Tragically, Joe Hattem knows all too well how important it is to have an advance directive. Nearly 11 years ago, his wife, Joyce, went in for a routine MRI with contrast as a follow-up to a previous bout of pneumonia. Due to a rare and on to the MRI that affected her ability to breathe, she was rushed from an imaging center to St. Joseph Hospital, Orange, where she was declared brain dead. After three days, Larry had to make the difficult decision to remove his 69-year-old wife from life support.

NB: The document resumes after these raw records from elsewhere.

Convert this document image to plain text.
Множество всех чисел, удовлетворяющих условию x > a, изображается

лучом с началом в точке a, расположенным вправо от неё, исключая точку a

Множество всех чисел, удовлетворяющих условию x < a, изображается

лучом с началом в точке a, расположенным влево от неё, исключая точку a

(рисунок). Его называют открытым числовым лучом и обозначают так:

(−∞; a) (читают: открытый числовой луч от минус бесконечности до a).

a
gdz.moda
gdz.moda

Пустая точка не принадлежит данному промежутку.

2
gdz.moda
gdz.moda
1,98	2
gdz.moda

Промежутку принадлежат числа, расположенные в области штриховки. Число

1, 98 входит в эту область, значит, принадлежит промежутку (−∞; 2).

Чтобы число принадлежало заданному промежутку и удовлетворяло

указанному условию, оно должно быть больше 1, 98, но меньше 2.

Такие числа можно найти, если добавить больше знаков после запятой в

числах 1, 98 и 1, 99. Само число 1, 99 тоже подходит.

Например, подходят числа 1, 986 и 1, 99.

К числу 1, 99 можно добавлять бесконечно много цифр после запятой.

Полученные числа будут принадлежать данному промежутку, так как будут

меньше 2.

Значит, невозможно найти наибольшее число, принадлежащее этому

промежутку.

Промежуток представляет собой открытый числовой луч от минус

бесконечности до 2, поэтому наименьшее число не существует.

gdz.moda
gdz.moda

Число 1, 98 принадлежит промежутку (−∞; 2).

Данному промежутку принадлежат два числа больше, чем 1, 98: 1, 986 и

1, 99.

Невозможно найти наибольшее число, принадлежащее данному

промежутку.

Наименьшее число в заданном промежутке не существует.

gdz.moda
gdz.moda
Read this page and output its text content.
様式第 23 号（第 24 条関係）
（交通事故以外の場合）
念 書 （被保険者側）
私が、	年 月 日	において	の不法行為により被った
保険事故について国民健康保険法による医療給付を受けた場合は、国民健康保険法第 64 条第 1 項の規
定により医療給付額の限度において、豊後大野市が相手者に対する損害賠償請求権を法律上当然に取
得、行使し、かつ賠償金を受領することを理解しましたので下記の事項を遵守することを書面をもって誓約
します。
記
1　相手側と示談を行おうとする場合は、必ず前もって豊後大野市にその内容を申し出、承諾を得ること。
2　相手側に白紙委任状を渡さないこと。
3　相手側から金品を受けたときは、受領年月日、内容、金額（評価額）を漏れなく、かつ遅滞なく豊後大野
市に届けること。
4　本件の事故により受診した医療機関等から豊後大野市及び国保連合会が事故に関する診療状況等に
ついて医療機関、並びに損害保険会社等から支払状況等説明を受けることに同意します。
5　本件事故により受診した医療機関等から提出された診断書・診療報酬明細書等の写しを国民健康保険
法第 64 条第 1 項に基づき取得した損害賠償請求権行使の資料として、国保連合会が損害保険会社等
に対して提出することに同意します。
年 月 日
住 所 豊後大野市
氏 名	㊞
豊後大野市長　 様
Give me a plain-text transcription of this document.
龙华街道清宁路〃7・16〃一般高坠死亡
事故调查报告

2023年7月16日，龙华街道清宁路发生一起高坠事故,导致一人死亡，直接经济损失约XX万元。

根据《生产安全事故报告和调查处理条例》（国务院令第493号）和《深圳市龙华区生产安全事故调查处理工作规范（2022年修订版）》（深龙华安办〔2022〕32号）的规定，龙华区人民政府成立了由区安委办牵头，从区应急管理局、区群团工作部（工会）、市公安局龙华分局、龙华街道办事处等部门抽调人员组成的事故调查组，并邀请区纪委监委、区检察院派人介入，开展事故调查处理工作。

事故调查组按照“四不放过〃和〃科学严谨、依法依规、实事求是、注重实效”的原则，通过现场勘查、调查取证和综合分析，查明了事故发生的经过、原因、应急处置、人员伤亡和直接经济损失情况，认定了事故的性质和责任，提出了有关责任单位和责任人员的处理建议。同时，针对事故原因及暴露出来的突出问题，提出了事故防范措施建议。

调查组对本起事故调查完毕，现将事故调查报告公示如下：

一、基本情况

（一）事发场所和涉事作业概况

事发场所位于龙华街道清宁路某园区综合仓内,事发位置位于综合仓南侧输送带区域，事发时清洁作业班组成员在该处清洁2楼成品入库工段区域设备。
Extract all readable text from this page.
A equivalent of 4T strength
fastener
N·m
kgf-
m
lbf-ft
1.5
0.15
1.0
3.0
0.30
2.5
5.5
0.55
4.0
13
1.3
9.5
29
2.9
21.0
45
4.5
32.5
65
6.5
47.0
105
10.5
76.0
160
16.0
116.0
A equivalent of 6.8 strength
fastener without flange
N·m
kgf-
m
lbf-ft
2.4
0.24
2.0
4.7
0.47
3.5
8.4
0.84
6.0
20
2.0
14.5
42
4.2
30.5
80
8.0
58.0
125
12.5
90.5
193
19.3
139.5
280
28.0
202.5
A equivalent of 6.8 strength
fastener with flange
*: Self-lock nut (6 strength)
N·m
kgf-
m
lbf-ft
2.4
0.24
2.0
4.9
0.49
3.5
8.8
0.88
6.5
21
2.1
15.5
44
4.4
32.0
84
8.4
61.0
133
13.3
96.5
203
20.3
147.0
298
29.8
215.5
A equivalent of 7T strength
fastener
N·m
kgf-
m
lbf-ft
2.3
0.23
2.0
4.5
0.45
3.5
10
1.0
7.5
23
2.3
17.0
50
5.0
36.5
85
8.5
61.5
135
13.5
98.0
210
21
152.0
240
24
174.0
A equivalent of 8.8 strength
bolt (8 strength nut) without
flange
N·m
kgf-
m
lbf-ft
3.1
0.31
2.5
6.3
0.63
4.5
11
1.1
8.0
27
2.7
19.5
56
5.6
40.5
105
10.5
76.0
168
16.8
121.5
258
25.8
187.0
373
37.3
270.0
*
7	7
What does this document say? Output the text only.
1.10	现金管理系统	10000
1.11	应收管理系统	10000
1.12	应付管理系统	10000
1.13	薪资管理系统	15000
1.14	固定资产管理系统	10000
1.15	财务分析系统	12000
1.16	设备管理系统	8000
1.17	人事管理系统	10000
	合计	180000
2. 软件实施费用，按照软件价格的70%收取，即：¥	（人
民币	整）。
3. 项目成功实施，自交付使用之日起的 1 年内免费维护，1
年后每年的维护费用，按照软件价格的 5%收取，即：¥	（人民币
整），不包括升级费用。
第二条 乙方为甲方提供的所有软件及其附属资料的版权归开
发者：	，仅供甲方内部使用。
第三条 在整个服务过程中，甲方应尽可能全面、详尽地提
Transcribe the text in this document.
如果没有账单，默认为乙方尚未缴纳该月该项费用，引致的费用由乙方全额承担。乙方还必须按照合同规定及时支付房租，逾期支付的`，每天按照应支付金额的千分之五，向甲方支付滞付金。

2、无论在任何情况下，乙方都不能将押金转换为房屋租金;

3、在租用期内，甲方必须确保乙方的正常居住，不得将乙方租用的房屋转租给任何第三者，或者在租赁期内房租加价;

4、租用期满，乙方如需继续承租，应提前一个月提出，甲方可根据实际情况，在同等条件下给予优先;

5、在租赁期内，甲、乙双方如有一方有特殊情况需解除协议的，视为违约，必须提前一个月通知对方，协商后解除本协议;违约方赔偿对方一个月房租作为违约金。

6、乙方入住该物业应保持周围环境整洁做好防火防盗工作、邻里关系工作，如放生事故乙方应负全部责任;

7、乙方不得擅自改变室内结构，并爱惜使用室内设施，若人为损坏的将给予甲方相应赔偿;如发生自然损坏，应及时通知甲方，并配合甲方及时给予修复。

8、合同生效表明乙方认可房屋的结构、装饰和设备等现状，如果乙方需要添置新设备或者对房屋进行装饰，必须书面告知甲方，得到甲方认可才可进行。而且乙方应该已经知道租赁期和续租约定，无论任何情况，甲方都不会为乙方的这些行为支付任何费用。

"I looked at her lying in that hospital bed, and I knew what she would want me to do—so I told everyone we had to let her go,” recalls 83-year-old Larry, a resident of Orange, California. “There was never a doubt in my mind that I was doing the right thing, and it's because we had talked about it for the last 20 or 30 years.”

The Hattems were married for 45 years and raised two sons.In their early years of marriage, they began taking evening walks through their neighborhood, hand in hand. What started out as couple’s banter turned into more meaningful conversations about what they would want in an end-of-life situation. Knowing how important their wishes were to each other, they documented it 20 years before they would ever need to refer to it.

“We knew it was on paper, but that, when push came to shove, it was going to be hard to let the other one go,” says Larry. “Writing it down was our way of reinforcing to each other that we had a great life, and we agreed to do the right thing when the time came.”

Larry says he is amazed at the sympathy and compassion caregivers at St. Joseph Hospital showed his family in those final days with his wife. In fact, he has since become an advocate for the hospital, talking with other families throughout the community about end-of-life issues, particularly around how to have “those difficult conversations.”